Meta-analysis and systematic reviews. In 1994, guidelines were published for the conduct, reporting and critical appraisal of meta-analyses evaluating diagnostic tests16. A systematic review of near-patient test evaluations in primary care was conducted in 1999 in an attempt to identify and synthesize results from studies that examined the performance and effect of such tests17. One hundred and one relevant papers published between 1986 and 1996 were identified. The authors concluded that the quality of the papers was generally low. The performance of most tests had not been adequately evaluated and most papers reported biased assessments of the effect of near-patient tests on patient outcomes, organizational outcomes or cost.

Such meta-analyses serve both to provide an overall summary of diagnostic accuracy from several studies and to identify deficits in published studies that need to be addressed in future studies.

The STARD initiative. The variable quality of publications on diagnostic evaluations led to the launch of the STARD (Standards for Reporting of Diagnostics Accuracy) initiative in 2003 (Refs 18, 19). STARD aims to improve the quality of diagnostic test evaluation reported in the peer-reviewed literature. The STARD checklist is included in the general guide (Evaluation of diagnostic tests for infectious diseases: general principles) in this supplement. It is hoped that this initiative will gradually have an impact on the design and execution of trials in the developing world.

Other reference material. Other available reference material ranges from articles on how to read a paper on diagnostics to books on the design and conduct of field trials of health interventions in developing countries20,21. Although general recommendations can be found in various sources, there is limited disease-specific guidance on the design and conduct of diagnostic trials for diseases prevalent in the developing world. These disease-specific considerations include which populations should be targeted, what reference standard should be used, how to define case and control populations, how sampling should be performed and how to ensure blinding of results.

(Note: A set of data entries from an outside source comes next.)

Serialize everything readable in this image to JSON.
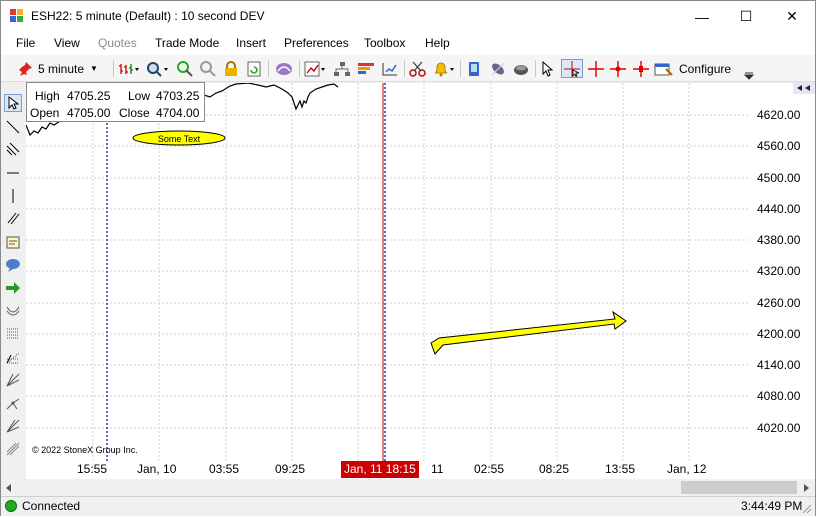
{
  "window": {
    "title": "ESH22: 5 minute (Default) : 10 second DEV",
    "minimize": "—",
    "maximize": "☐",
    "close": "✕"
  },
  "menu": [
    "File",
    "View",
    "Quotes",
    "Trade Mode",
    "Insert",
    "Preferences",
    "Toolbox",
    "Help"
  ],
  "toolbar": {
    "interval": "5 minute",
    "configure": "Configure"
  },
  "ohlc": {
    "high_label": "High",
    "high": "4705.25",
    "low_label": "Low",
    "low": "4703.25",
    "open_label": "Open",
    "open": "4705.00",
    "close_label": "Close",
    "close": "4704.00"
  },
  "annotation": {
    "text": "Some Text"
  },
  "copyright": "© 2022 StoneX Group Inc.",
  "yaxis": [
    "4620.00",
    "4560.00",
    "4500.00",
    "4440.00",
    "4380.00",
    "4320.00",
    "4260.00",
    "4200.00",
    "4140.00",
    "4080.00",
    "4020.00"
  ],
  "xaxis": [
    "15:55",
    "Jan, 10",
    "03:55",
    "09:25",
    "11",
    "02:55",
    "08:25",
    "13:55",
    "Jan, 12"
  ],
  "xaxis_highlight": "Jan, 11 18:15",
  "status": {
    "connection": "Connected",
    "time": "3:44:49 PM"
  },
  "colors": {
    "arrow_fill": "#ffff00",
    "highlight": "#cc0000",
    "vline": "#00007f",
    "connected": "#22aa22"
  }
}
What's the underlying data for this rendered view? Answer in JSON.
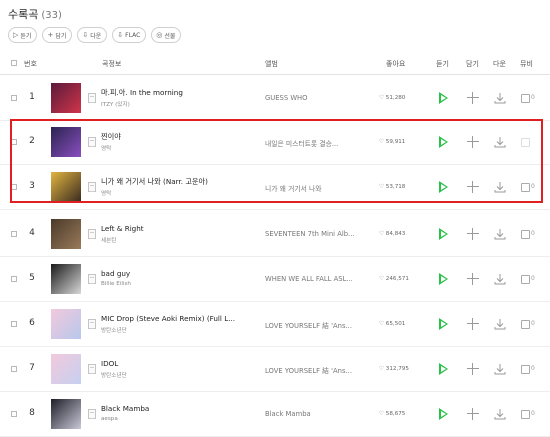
{
  "header": {
    "title": "수록곡",
    "count": "(33)"
  },
  "actions": [
    {
      "icon": "▷",
      "label": "듣기"
    },
    {
      "icon": "+",
      "label": "담기"
    },
    {
      "icon": "⇩",
      "label": "다운"
    },
    {
      "icon": "⇩",
      "label": "FLAC"
    },
    {
      "icon": "◎",
      "label": "선물"
    }
  ],
  "columns": {
    "number": "번호",
    "song": "곡정보",
    "album": "앨범",
    "likes": "좋아요",
    "listen": "듣기",
    "add": "담기",
    "download": "다운",
    "mv": "뮤비"
  },
  "rows": [
    {
      "number": "1",
      "title": "마.피.아. In the morning",
      "artist": "ITZY (있지)",
      "album": "GUESS WHO",
      "likes": "♡ 51,280",
      "art": [
        "#5a1a3a",
        "#d0354a"
      ],
      "mv_zero": "0"
    },
    {
      "number": "2",
      "title": "찐이야",
      "artist": "영탁",
      "album": "내일은 미스터트롯 결승...",
      "likes": "♡ 59,911",
      "art": [
        "#2b2350",
        "#8a4fc0"
      ],
      "mv_zero": ""
    },
    {
      "number": "3",
      "title": "니가 왜 거기서 나와 (Narr. 고운아)",
      "artist": "영탁",
      "album": "니가 왜 거기서 나와",
      "likes": "♡ 53,718",
      "art": [
        "#e2b640",
        "#3a2a20"
      ],
      "mv_zero": "0"
    },
    {
      "number": "4",
      "title": "Left & Right",
      "artist": "세븐틴",
      "album": "SEVENTEEN 7th Mini Alb...",
      "likes": "♡ 84,843",
      "art": [
        "#4a3a2a",
        "#9a7a5a"
      ],
      "mv_zero": "0"
    },
    {
      "number": "5",
      "title": "bad guy",
      "artist": "Billie Eilish",
      "album": "WHEN WE ALL FALL ASL...",
      "likes": "♡ 246,571",
      "art": [
        "#1a1a1a",
        "#d8d8d8"
      ],
      "mv_zero": "0"
    },
    {
      "number": "6",
      "title": "MIC Drop (Steve Aoki Remix) (Full L...",
      "artist": "방탄소년단",
      "album": "LOVE YOURSELF 結 'Ans...",
      "likes": "♡ 65,501",
      "art": [
        "#f2c9dc",
        "#b8c8ec"
      ],
      "mv_zero": "0"
    },
    {
      "number": "7",
      "title": "IDOL",
      "artist": "방탄소년단",
      "album": "LOVE YOURSELF 結 'Ans...",
      "likes": "♡ 312,795",
      "art": [
        "#f2c9dc",
        "#c6d0f0"
      ],
      "mv_zero": "0"
    },
    {
      "number": "8",
      "title": "Black Mamba",
      "artist": "aespa",
      "album": "Black Mamba",
      "likes": "♡ 58,675",
      "art": [
        "#1e1e28",
        "#c8c8d8"
      ],
      "mv_zero": "0"
    }
  ],
  "colors": {
    "accent_green": "#2ac04a",
    "highlight_red": "#e02020"
  }
}
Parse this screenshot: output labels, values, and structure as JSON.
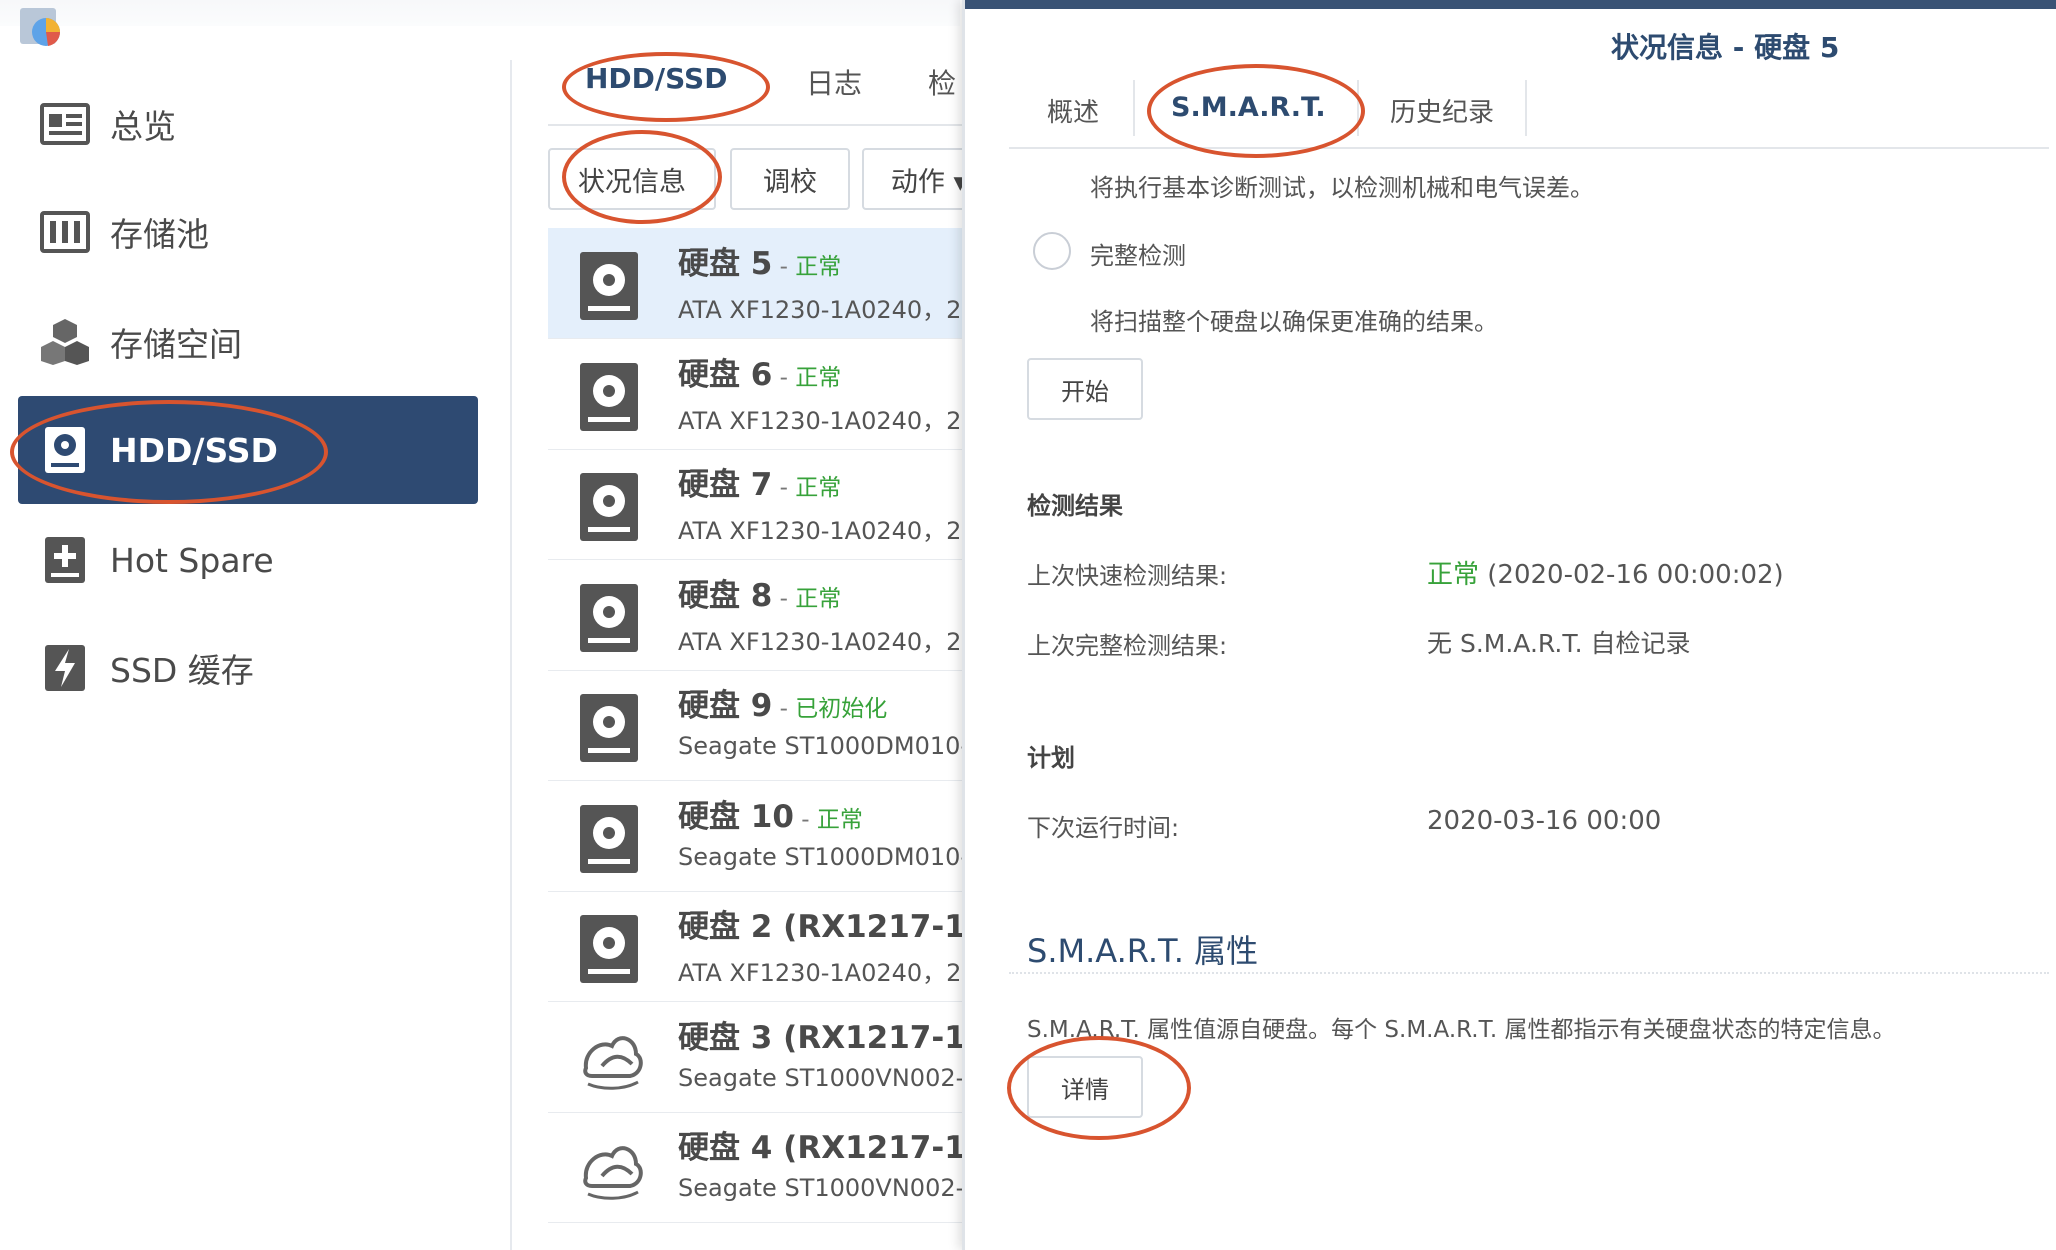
{
  "sidebar": {
    "items": [
      {
        "label": "总览",
        "icon": "overview-icon"
      },
      {
        "label": "存储池",
        "icon": "storage-pool-icon"
      },
      {
        "label": "存储空间",
        "icon": "volume-icon"
      },
      {
        "label": "HDD/SSD",
        "icon": "hdd-icon",
        "active": true
      },
      {
        "label": "Hot Spare",
        "icon": "hot-spare-icon"
      },
      {
        "label": "SSD 缓存",
        "icon": "ssd-cache-icon"
      }
    ]
  },
  "middle": {
    "tabs": [
      "HDD/SSD",
      "日志",
      "检"
    ],
    "toolbar": {
      "status_info": "状况信息",
      "calibrate": "调校",
      "action": "动作 ▾"
    },
    "disks": [
      {
        "name": "硬盘 5",
        "status": "正常",
        "model": "ATA XF1230-1A0240，2"
      },
      {
        "name": "硬盘 6",
        "status": "正常",
        "model": "ATA XF1230-1A0240，2"
      },
      {
        "name": "硬盘 7",
        "status": "正常",
        "model": "ATA XF1230-1A0240，2"
      },
      {
        "name": "硬盘 8",
        "status": "正常",
        "model": "ATA XF1230-1A0240，2"
      },
      {
        "name": "硬盘 9",
        "status": "已初始化",
        "model": "Seagate ST1000DM010-"
      },
      {
        "name": "硬盘 10",
        "status": "正常",
        "model": "Seagate ST1000DM010-"
      },
      {
        "name": "硬盘 2 (RX1217-1",
        "status": "",
        "model": "ATA XF1230-1A0240，2"
      },
      {
        "name": "硬盘 3 (RX1217-1",
        "status": "",
        "model": "Seagate ST1000VN002-"
      },
      {
        "name": "硬盘 4 (RX1217-1",
        "status": "",
        "model": "Seagate ST1000VN002-"
      }
    ]
  },
  "dialog": {
    "title": "状况信息 - 硬盘 5",
    "tabs": [
      "概述",
      "S.M.A.R.T.",
      "历史纪录"
    ],
    "quick_desc": "将执行基本诊断测试，以检测机械和电气误差。",
    "full_test_label": "完整检测",
    "full_desc": "将扫描整个硬盘以确保更准确的结果。",
    "start_button": "开始",
    "results_heading": "检测结果",
    "last_quick_label": "上次快速检测结果:",
    "last_quick_status": "正常",
    "last_quick_time": "(2020-02-16 00:00:02)",
    "last_full_label": "上次完整检测结果:",
    "last_full_value": "无 S.M.A.R.T. 自检记录",
    "schedule_heading": "计划",
    "next_run_label": "下次运行时间:",
    "next_run_value": "2020-03-16 00:00",
    "smart_attr_heading": "S.M.A.R.T. 属性",
    "smart_attr_desc": "S.M.A.R.T. 属性值源自硬盘。每个 S.M.A.R.T. 属性都指示有关硬盘状态的特定信息。",
    "details_button": "详情"
  },
  "colors": {
    "accent": "#2e4a72",
    "status_ok": "#37a23a",
    "annotation": "#d8542f"
  }
}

Deep and the development of best practice

In the absence of robust standards for diagnostic trials, scarce public sector resources might be wasted on diagnostics that not only lead to mismanagement of patients but also have little impact on reducing the disease burden. There is a need for stricter controls on the introduction and use of diagnostic tests in national public health programmes in many developing countries, based on the rigorous evaluation of tests before, or during, deployment. Data on the performance and operational characteristics of diagnostic tests from well-designed trials are required to allow those responsible for procuring tests to make informed decisions about the choice of specific tests.

WHO/TDR has assembled a Diagnostic Evaluation Expert Panel (DEEP) to advise WHO/TDR and its close collaborator, the Foundation for Innovative New Diagnostics (FIND) (Box 2), on recommendations for best practice in the design and conduct of diagnostic trials for selected infectious diseases of public health importance in the developing world. One of the first tasks of the panel was to produce a set of general principles for the design and conduct of diagnostic evaluations that are harmonized with the current standards established by national and international agencies and, by various initiatives, to improve the standard of diagnostic evaluations. This will be followed by a series of disease-specific recommendations on how the necessary methodological standards can be fulfilled in the evaluation of diagnostics for diseases of public health importance to the developing world. The first in this series is the malaria guide.

Our aim is to provide a set of simple, user-friendly operational guidelines on the design and conduct of diagnostic trials, to support regulatory agencies in the consideration of registration applications, to provide procurement agencies and international health agencies with performance benchmarks, and to enable scientists in developing countries, especially those working on disease control in the public sector, to evaluate diagnostic tests in accordance with international standards.